Le petit blondinet fait partie d'une organisation spécialisée dans la gestion d'attaques extra-terrestres : les Wonderful 100. Cette dernière comporte donc 100 agents d'élites aux pouvoirs uniques répartis aux quatre coins du globe. Et ces supers soldats sont tous sous les ordres du major Nelson, qui a établi son quartier général à bord du Virgin Victory, un genre de bateau volant qui fait aussi sous-marin visiblement. Bref, les aliens viennent foutre le bordel, et on est prêts à les recevoir comme il se doit. Très vite, nos héros s'aperçoivent que les envahisseurs, connus sous le nom de GEATHJERK, en ont après les cinq générateurs qui alimentent Margarita, le bouclier plasmique qui protège la terre du gros de leurs attaques. Sans cette protection, la planète est perdue. Il faudra donc tout mettre en œuvre pour la protéger.
 

Pas une once de sérieux là dedans

The Wonderful 101 est loin de se prendre au sérieux. Et pour cause, c'est une parodie de sentaï, un genre qui, à la base, ne se prend déjà pas au premier degré. Si vous ne savez pas ce qu'est un sentaï (à ne pas confondre avec hentaï, ce n'est pas tout à fait la même chose), c'est un terme qui regroupe toutes les séries japonaises mettant en scène des héros masqués. Bioman et les controversés Power Rangers en sont les représentants les plus connus en France. Notez qu'on a aussi une version 100% française de ce genre avec France Five.
 
 
Le jeu fonctionne donc comme ces séries télés, avec neuf opérations qui fonctionnent comme autant d'épisodes. De la même manière que ses modèles, The Wonderful 101 répète le même schéma d'une mission à l'autre.
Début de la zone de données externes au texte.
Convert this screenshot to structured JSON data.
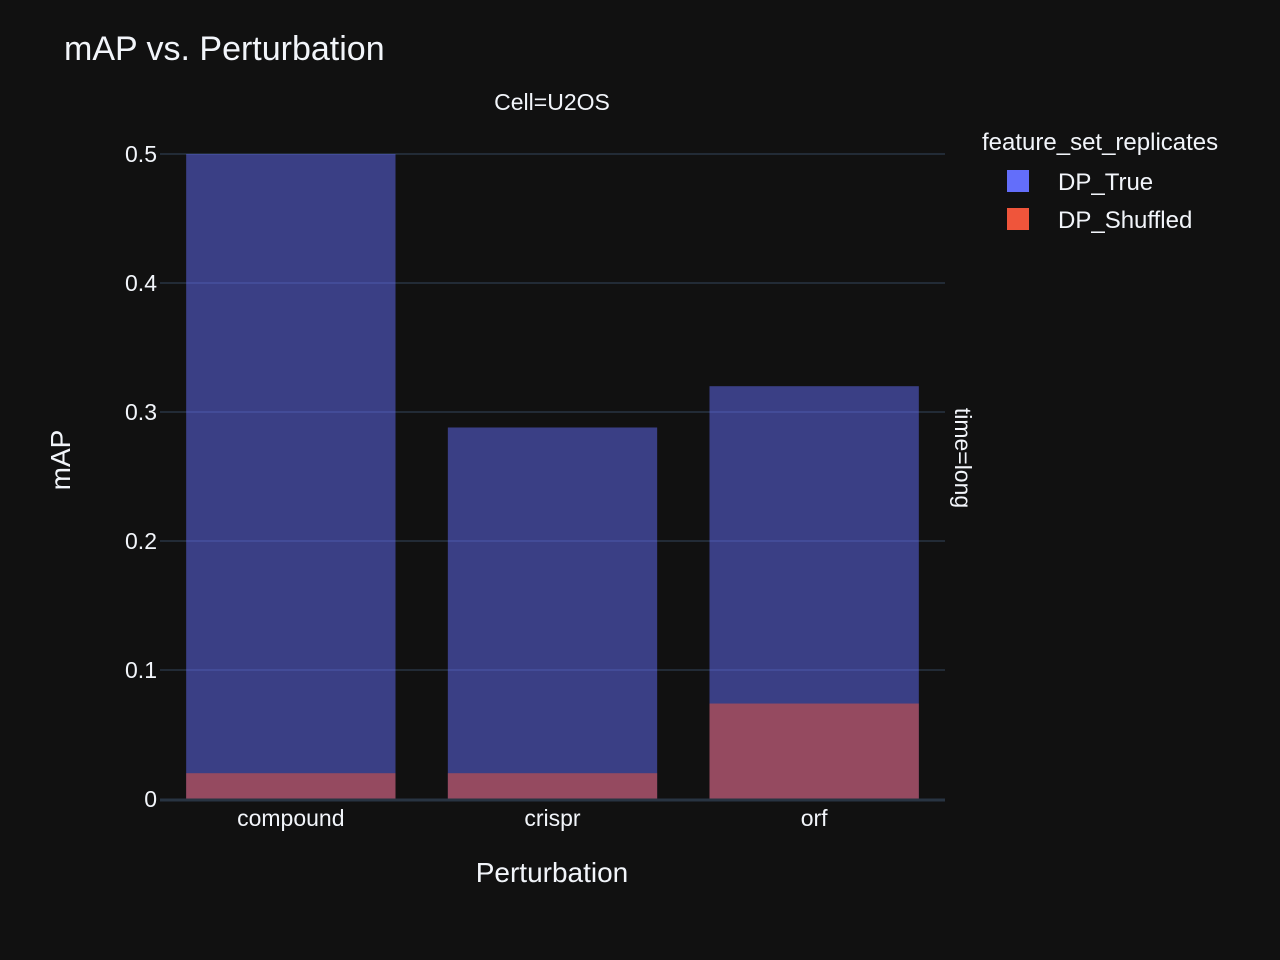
{
  "chart_data": {
    "type": "bar",
    "barmode": "overlay",
    "title": "mAP vs. Perturbation",
    "facet_col_label": "Cell=U2OS",
    "facet_row_label": "time=long",
    "xlabel": "Perturbation",
    "ylabel": "mAP",
    "categories": [
      "compound",
      "crispr",
      "orf"
    ],
    "ylim": [
      0,
      0.5
    ],
    "yticks": [
      0,
      0.1,
      0.2,
      0.3,
      0.4,
      0.5
    ],
    "ytick_labels": [
      "0",
      "0.1",
      "0.2",
      "0.3",
      "0.4",
      "0.5"
    ],
    "grid": true,
    "legend": {
      "title": "feature_set_replicates",
      "placement": "top-right"
    },
    "series": [
      {
        "name": "DP_True",
        "values": [
          0.5,
          0.288,
          0.32
        ],
        "color": "#636efa"
      },
      {
        "name": "DP_Shuffled",
        "values": [
          0.02,
          0.02,
          0.074
        ],
        "color": "#ef553b"
      }
    ],
    "colors": {
      "background": "#111111",
      "grid": "#283442",
      "text": "#f2f5fa"
    }
  }
}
On retrouve l'antagoniste récurrent qui ne dit jamais non à une petite baston, la scène de transformation qui se répète à l'identique, et en guise de grand final, on a invariablement droit à un combat contre un boss de taille démesurée. Et tout ceci sans jamais se prendre au sérieux, ni délaisser l'action.
 
 
Les personnages, eux aussi, répondent à des stéréotypes bien précis. Ainsi, Wonder Red fait office de premier de la classe, présentant chaque nouveaux personnage, et cela toujours de la même manière et sur la même intonation. Wonder blue est le fonceur du groupe. Et en plus de ça, il est pas forcément aidé, si vous voyez ce que veux dire. Wonder Green est le frenchy de la bande. Porté sur la bouffe, il manie aussi bien les flingues que les baguettes. Enfin, Wonder Pink est la nana du groupe. Et ils l'ont pas loupée. Voilà pour les principaux Wonderful 100. Il y en a bien d'autres, mais on va pas tous les passer en revue. Sachez également que vous aurez l'occasion de croiser des personnages secondaires hauts en couleur. On retiendra plus particulièrement Alice, l'opératrice du Virgin Victory, et sa mine de fille blasée qu'elle garde tout au long de l'aventure, quoiqu'il arrive.
 
 
Mais qui dit sentaï, dit aussi action, kung-fu, et mechas. Et il est évident que les équipe de Platinum Games se sont fait plaisir de ce côté là aussi. C'est bien simple, cela n'arrête pas, du début à la fin, tout en allant toujours plus loin dans la démesure. Une chose est sûre, on n'a pas le temps de s'ennuyer. On frôle parfois même l'overdose. Entre les rebondissements, les révélations en tous genres, et les effets pyrotechniques à tout va, cela sera sans doute un peu trop pour certains.
 

Y a de l'idée quand même

Le jeu vous permet donc de contrôler les Wonderful 100 dans leur guerre contre l'envahisseur. Pour ce qui est des principaux, à savoir Red, Blue, Green, Pink, Black et White, ils ont tous une capacité unique et une arme de prédilection. Avec son poing géant, Red peut tourner des manivelles, et ainsi actionner des mécanismes, et déplacer des objets. Green peut se servir de son pistolet pour renvoyer aux ennemis leurs projectiles. Blue est capable d'utiliser son épée comme un miroir pour dévier les rayons lasers, ou encore comme une clé pour ouvrir des passages. Avec son fouet, Pink peut vous mettre une sacrée correction. Ou encore arracher les éléments cloutés du décor et des ennemis. Elle peut aussi s'accrocher à des crochets pour atteindre des zones autrement inaccessibles. White, avec ses griffes à la Wolverine, peut forcer certains passages et grimper à des parois. Et enfin, Black, le petit dernier, peut lancer des bombes qui ont la particularité de ralentir le temps sur leur zone d'effet.
 
 
Voilà pour les spécificités des personnages principaux. En plus de ces dernières, ils ont tous une palette de pouvoirs communs. Le premier d'entre eux étant la wonder-ligne. Ce pouvoir vous permet d'aligner vos petits camarades de manière à dessiner des formes spécifiques, et ainsi déclencher des actions spécifiques. Faire une ligne droite entre deux plateformes fera apparaître un pont. La même action faite le long d'un mur créera une échelle. De la même manière, il sera possible de réparer certains éléments du décor pour les utiliser en combat lors de séquences spécifiques. C'est également grâce à cette wonder-ligne qu'on pourra venir en aide aux civils croisés dans les niveaux et les recruter pour renforcer nos rangs. De la même manière, c'est par son intermédiaire qu'on change le leader du groupe, et donc l'arme utilisée.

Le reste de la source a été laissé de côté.